В машине они едут молча. По каменной кладке до дверей дома тоже идут молча — Кэт разрешают медлить, прыгая только на чётные камни.
Она старается держаться, но вся дрожит. Мир вокруг бликует. Кэт рассказывает самой себе сказку.
Дом внутри кажется ещё больше, чем снаружи и такой чистый. Опекуну не нужны деньги, но зачем-то нужна она. Чтобы любить? Кэт делает шаг назад, но её мягко гладят по волосам и подталкивают вперёд.
У неё своя комната. Впервые в жизни у неё своя комната. Свои игрушки. Свои вещи. Цветной пластилин.
Солнечный свет идёт рябью через панорамное окно и заливается алым.

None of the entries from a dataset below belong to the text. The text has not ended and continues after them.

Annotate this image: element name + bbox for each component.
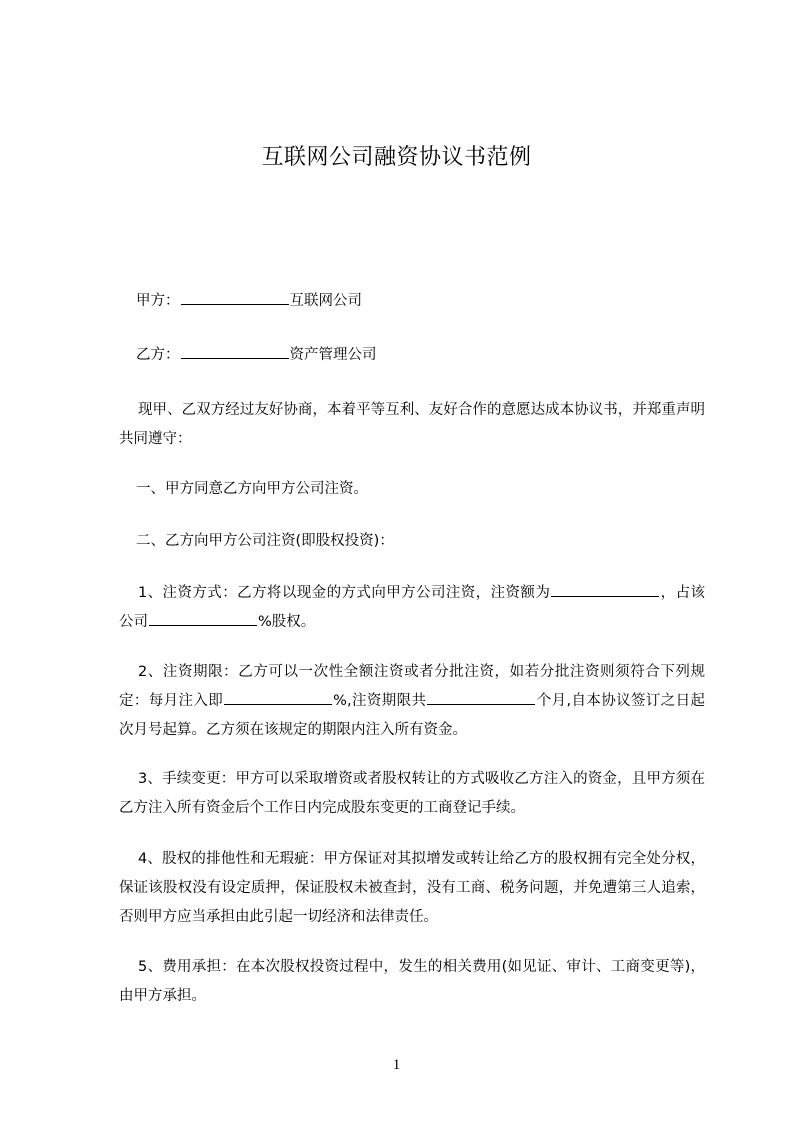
clause-1-text-2: ，占该公司	[119, 585, 706, 630]
clause-1-text-3: %股权。	[258, 614, 316, 630]
party-b-name: 资产管理公司	[289, 347, 377, 363]
clause-1-amount-blank	[551, 582, 659, 597]
party-b-label: 乙方：	[136, 347, 180, 363]
clause-2-period-blank	[427, 690, 535, 705]
clause-2-paragraph	[119, 658, 705, 745]
party-b-line	[136, 344, 377, 365]
clause-2-text-1: 2、注资期限：乙方可以一次性全额注资或者分批注资，如若分批注资则须符合下列规定：每月注入即	[119, 664, 705, 709]
clause-2-text-3: 个月,自本协议签订之日起次月号起算。乙方须在该规定的期限内注入所有资金。	[119, 693, 706, 738]
party-a-blank	[181, 290, 289, 305]
party-a-line	[136, 290, 362, 311]
clause-1-percent-blank	[149, 611, 257, 626]
clause-2-monthly-blank	[224, 690, 332, 705]
clause-1-text-1: 1、注资方式：乙方将以现金的方式向甲方公司注资，注资额为	[138, 585, 551, 601]
party-a-name: 互联网公司	[289, 293, 362, 309]
clause-3-paragraph: 3、手续变更：甲方可以采取增资或者股权转让的方式吸收乙方注入的资金，且甲方须在乙方注入所有资金后个工作日内完成股东变更的工商登记手续。	[119, 771, 705, 816]
clause-2-text-2: %,注资期限共	[333, 693, 427, 709]
clause-4-paragraph: 4、股权的排他性和无瑕疵：甲方保证对其拟增发或转让给乙方的股权拥有完全处分权，保证该股权没有设定质押，保证股权未被查封，没有工商、税务问题，并免遭第三人追索，否则甲方应当承担由此引起一切经济和法律责任。	[119, 851, 705, 925]
document-title: 互联网公司融资协议书范例	[261, 145, 532, 170]
party-a-label: 甲方：	[136, 293, 180, 309]
clause-5-paragraph: 5、费用承担：在本次股权投资过程中，发生的相关费用(如见证、审计、工商变更等)，由甲方承担。	[119, 959, 705, 1004]
section-2-heading: 二、乙方向甲方公司注资(即股权投资)：	[136, 533, 394, 549]
section-1-heading: 一、甲方同意乙方向甲方公司注资。	[136, 481, 368, 497]
page-number: 1	[392, 1057, 401, 1073]
intro-paragraph: 现甲、乙双方经过友好协商，本着平等互利、友好合作的意愿达成本协议书，并郑重声明共同遵守：	[119, 402, 705, 447]
party-b-blank	[181, 344, 289, 359]
clause-1-paragraph	[119, 579, 705, 637]
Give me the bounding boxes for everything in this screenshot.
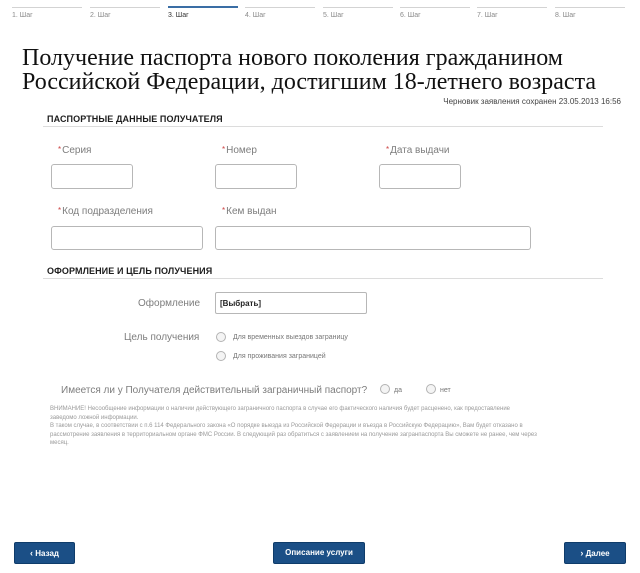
step-label: 3. Шаг bbox=[168, 12, 189, 19]
back-button-label: Назад bbox=[35, 549, 59, 558]
steps-progress bbox=[0, 0, 640, 22]
chevron-left-icon: ‹ bbox=[30, 548, 34, 558]
back-button[interactable] bbox=[14, 542, 75, 564]
draft-saved-status: Черновик заявления сохранен 23.05.2013 16:56 bbox=[443, 97, 621, 106]
has-passport-question: Имеется ли у Получателя действительный заграничный паспорт? bbox=[61, 385, 368, 396]
issued-by-input[interactable] bbox=[215, 226, 531, 250]
section-title-passport: ПАСПОРТНЫЕ ДАННЫЕ ПОЛУЧАТЕЛЯ bbox=[47, 114, 223, 124]
series-input[interactable] bbox=[51, 164, 133, 189]
has-passport-yes-radio[interactable] bbox=[380, 384, 390, 394]
step-label: 4. Шаг bbox=[245, 12, 266, 19]
warning-text: ВНИМАНИЕ! Несообщение информации о наличии действующего заграничного паспорта в случае его фактического наличия будет расценено, как предоставление заведомо ложной информации. bbox=[50, 406, 511, 421]
section-divider bbox=[43, 278, 603, 279]
next-button[interactable] bbox=[564, 542, 626, 564]
has-passport-no-label: нет bbox=[440, 387, 451, 394]
step-6 bbox=[400, 0, 470, 22]
number-input[interactable] bbox=[215, 164, 297, 189]
step-label: 1. Шаг bbox=[12, 12, 33, 19]
step-label: 8. Шаг bbox=[555, 12, 576, 19]
section-title-purpose: ОФОРМЛЕНИЕ И ЦЕЛЬ ПОЛУЧЕНИЯ bbox=[47, 266, 213, 276]
step-7 bbox=[477, 0, 547, 22]
registration-select[interactable]: [Выбрать] bbox=[215, 292, 367, 314]
has-passport-yes-label: да bbox=[394, 387, 402, 394]
step-label: 5. Шаг bbox=[323, 12, 344, 19]
chevron-right-icon: › bbox=[580, 548, 584, 558]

Раскладывая вещи из своей коробки, Кэт ненадолго берётся за пластилин, лепит белого кота-папу с красными глазами и чёрными шипами и чёрных плоскомордых котят — заканчивает ближе к темноте.
Огромные панорамные окна ночью закрываются металлическими ставнями под гудение механизма. Почти не шевелясь Кэт смотрит на это из своей постели — она никогда такого не видела.
Ночью приходит опекун, садится на край кровати.
Кэт прячется под одеяло. Ей жутко, но не так, как в кошмаре, а по-настоящему.
Мелкая дрожь обращается тремором тела. Опекун берёт её за руку и тянет на себя. Кэт отламывает от этого пряничного дома кусок — по ту сторону грязно-жёлтая стеклянная поверхность труб. Касается лица опекуна, отламывает ещё один — давит в себе крик. Под человеческой кожей живёт кукольная маска. Кэт молчит, терпит.
И плачет.
Тихо.
Тихо, потому что умница.
Опекун гладит её по голове. Кэт не знает, правильно ли это. Ей просто неприятно. И страшно.
Липко, тянет в груди.
На неё наваливаются сверху, Кэт рыдает, боится выставить руки, а затем — падает.
Сквозь грязно-жёлтые трубы, сквозь фундамент, под землю, в бесконечное голубое небо по ту сторону сказочного кошмара.
Хорошие девочки попадают в ад. И в этом аду им самое место.